Blanket implementations exist for primitives and fixed-size arrays.

§Randomness

#[cfg(feature = "rand")]
{
    use secure_gate::fixed_alias_rng;

    fixed_alias_rng!(pub JwtSigningKey, 32);
    fixed_alias_rng!(pub BackupCode, 16);

    let key = JwtSigningKey::generate();
    let code = BackupCode::generate();

    #[cfg(feature = "encoding-hex")]
    {
        let hex_code = code.into_hex();
        println!("Backup code: {}", hex_code.expose_secret());
    }
}

FixedRng<N> can only be constructed via cryptographically secure RNG.

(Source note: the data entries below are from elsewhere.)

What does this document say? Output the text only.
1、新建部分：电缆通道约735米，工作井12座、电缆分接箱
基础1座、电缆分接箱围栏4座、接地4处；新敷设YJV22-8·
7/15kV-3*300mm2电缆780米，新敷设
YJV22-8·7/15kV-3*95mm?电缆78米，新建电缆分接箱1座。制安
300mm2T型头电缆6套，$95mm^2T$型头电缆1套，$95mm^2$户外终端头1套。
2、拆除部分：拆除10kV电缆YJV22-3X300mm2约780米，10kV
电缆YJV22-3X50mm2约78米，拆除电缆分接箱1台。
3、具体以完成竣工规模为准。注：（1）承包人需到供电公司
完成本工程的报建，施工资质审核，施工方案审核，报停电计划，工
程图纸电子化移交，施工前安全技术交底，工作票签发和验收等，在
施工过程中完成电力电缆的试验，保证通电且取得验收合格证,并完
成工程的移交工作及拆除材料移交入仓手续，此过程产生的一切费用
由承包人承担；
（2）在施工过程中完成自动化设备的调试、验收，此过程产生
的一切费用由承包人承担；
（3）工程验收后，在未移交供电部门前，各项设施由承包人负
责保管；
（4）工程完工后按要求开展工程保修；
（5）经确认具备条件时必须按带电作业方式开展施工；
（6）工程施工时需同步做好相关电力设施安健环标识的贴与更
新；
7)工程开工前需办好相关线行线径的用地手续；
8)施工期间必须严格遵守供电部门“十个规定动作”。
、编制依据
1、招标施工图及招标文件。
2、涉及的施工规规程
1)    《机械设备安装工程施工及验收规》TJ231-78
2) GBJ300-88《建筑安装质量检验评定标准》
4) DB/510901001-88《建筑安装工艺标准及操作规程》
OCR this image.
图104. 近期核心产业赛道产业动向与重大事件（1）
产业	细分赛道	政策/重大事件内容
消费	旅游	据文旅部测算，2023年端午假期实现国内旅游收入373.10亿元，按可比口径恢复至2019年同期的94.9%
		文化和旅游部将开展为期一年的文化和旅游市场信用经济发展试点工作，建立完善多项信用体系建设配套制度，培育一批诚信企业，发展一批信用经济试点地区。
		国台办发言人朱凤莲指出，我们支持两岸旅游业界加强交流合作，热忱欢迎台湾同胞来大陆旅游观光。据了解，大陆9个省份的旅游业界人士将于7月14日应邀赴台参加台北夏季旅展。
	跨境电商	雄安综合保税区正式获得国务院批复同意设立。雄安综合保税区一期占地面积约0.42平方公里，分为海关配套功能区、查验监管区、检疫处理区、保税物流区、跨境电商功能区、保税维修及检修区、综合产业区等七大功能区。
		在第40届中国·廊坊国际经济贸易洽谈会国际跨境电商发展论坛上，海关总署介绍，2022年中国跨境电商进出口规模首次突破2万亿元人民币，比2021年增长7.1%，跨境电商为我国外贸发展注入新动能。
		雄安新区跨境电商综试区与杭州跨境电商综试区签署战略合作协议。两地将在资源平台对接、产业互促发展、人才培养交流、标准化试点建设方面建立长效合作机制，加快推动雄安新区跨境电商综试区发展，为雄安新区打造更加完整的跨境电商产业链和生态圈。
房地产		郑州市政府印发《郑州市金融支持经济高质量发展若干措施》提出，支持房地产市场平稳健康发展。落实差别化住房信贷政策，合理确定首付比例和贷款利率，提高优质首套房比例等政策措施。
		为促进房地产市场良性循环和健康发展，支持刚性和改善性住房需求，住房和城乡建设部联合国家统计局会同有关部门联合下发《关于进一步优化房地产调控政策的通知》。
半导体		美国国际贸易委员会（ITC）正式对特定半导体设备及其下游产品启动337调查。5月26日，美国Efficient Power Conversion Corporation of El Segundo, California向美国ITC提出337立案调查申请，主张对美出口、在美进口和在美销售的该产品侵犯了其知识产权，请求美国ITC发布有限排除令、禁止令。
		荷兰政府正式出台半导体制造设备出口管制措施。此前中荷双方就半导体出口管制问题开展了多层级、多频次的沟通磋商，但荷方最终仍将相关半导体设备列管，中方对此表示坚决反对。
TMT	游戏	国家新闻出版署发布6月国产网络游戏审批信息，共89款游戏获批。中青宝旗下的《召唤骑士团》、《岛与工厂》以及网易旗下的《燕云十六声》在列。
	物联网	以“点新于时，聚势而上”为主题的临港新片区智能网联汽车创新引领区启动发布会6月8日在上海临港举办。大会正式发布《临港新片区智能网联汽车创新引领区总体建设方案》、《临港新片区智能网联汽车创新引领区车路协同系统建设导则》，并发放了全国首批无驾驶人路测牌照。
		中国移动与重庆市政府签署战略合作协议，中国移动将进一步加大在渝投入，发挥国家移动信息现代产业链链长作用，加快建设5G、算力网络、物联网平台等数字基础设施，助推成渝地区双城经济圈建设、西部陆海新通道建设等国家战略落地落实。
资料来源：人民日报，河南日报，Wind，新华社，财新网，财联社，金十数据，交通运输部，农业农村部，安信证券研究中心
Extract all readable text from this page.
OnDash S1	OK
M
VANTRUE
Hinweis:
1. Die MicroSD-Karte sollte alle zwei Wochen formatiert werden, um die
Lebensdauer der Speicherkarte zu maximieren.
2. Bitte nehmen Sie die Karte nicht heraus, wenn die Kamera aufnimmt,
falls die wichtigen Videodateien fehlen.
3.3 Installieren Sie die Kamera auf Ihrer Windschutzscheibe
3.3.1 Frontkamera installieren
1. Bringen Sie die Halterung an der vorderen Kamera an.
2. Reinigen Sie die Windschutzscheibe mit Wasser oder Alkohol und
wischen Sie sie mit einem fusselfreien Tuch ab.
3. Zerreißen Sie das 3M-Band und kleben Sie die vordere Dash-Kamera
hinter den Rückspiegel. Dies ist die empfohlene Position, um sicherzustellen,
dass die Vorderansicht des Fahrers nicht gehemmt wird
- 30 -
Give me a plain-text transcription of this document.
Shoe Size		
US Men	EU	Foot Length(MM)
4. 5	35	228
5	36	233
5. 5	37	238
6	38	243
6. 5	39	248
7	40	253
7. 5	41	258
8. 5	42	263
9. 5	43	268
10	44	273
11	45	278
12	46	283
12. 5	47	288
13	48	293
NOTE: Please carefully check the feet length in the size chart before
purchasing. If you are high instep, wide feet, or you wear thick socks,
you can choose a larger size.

Direct generation is also available:

#[cfg(feature = "rand")]
{
    use secure_gate::{Fixed, Dynamic};

    let key: Fixed<[u8; 32]> = Fixed::generate_random();
    let random: Dynamic<Vec<u8>> = Dynamic::generate_random(64);
}

§Encoding

#[cfg(feature = "encoding-hex")]
{
    use secure_gate::{encoding::hex::HexString, encoding::SecureEncodingExt};

    let bytes = [0u8; 16];
    let hex: String = bytes.to_hex();
    let hex_upper: String = bytes.to_hex_upper();

    let validated = HexString::new("deadbeef".to_string()).unwrap();
    let decoded = validated.to_bytes();
}

#[cfg(feature = "encoding-base64")]
{
    use secure_gate::encoding::base64::Base64String;

    let validated = Base64String::new("SGVsbG8".to_string()).unwrap();
    let decoded = validated.to_bytes();
}

Encoding functions require explicit .expose_secret(). Invalid inputs to HexString::new and Base64String::new are zeroed when the zeroize feature is enabled.

§Constant-Time Equality

#[cfg(feature = "ct-eq")]
{
    use secure_gate::Fixed;

    let a = Fixed::<[u8; 32]>::generate_random();
    let b = Fixed::<[u8; 32]>::generate_random();
    assert!(a.ct_eq(&a));
}

Available on Fixed<[u8; N]> and Dynamic<T> where T: AsRef<[u8]>.

§Macros

use secure_gate::{fixed_alias, dynamic_alias};

fixed_alias!(pub Aes256Key, 32);
dynamic_alias!(pub Password, String);

#[cfg(feature = "rand")]
{
    use secure_gate::fixed_alias_rng;
    fixed_alias_rng!(pub MasterKey, 32);
}

§Memory Guarantees (`zeroize` enabled)

Type	Allocation	Auto-zero	Full wipe	Slack eliminated	Notes
`Fixed<T>`	Stack	Yes	Yes	Yes (no heap)
`Dynamic<T>`	Heap	Yes	Yes	No (until drop)	Use `shrink_to_fit()`
`FixedRng<N>`	Stack	Yes	Yes	Yes
`HexString`	Heap	Yes (invalid input)	Yes	No (until drop)	Validated hex
`Base64String`	Heap	Yes (invalid input)	Yes	No (until drop)	Validated base64

§Performance

The wrappers add no runtime overhead compared to raw types in benchmarks.

§Changelog

CHANGELOG.md

§License

MIT OR Apache-2.0

Re-exports§

pub use clone::CloneableSecret;
pub use random::DynamicRng;
pub use random::FixedRng;

Modules§

clone: Cloning utilities for secrets.
encoding
eq
random

Macros§

dynamic_alias: Creates a type alias for a heap-allocated secure secret.
dynamic_generic_alias: Creates a generic heap-allocated secure secret type alias.
fixed_alias: Creates a type alias for a fixed-size secure secret.
fixed_alias_rng: Creates a type alias for a random-only fixed-size secret.
fixed_generic_alias: Creates a generic (const-sized) fixed secure buffer type.

Structs§

Dynamic: Heap-allocated secure secret wrapper.
Fixed: Stack-allocated secure secret wrapper.
FromSliceError: Error for slice length mismatches in TryFrom impls.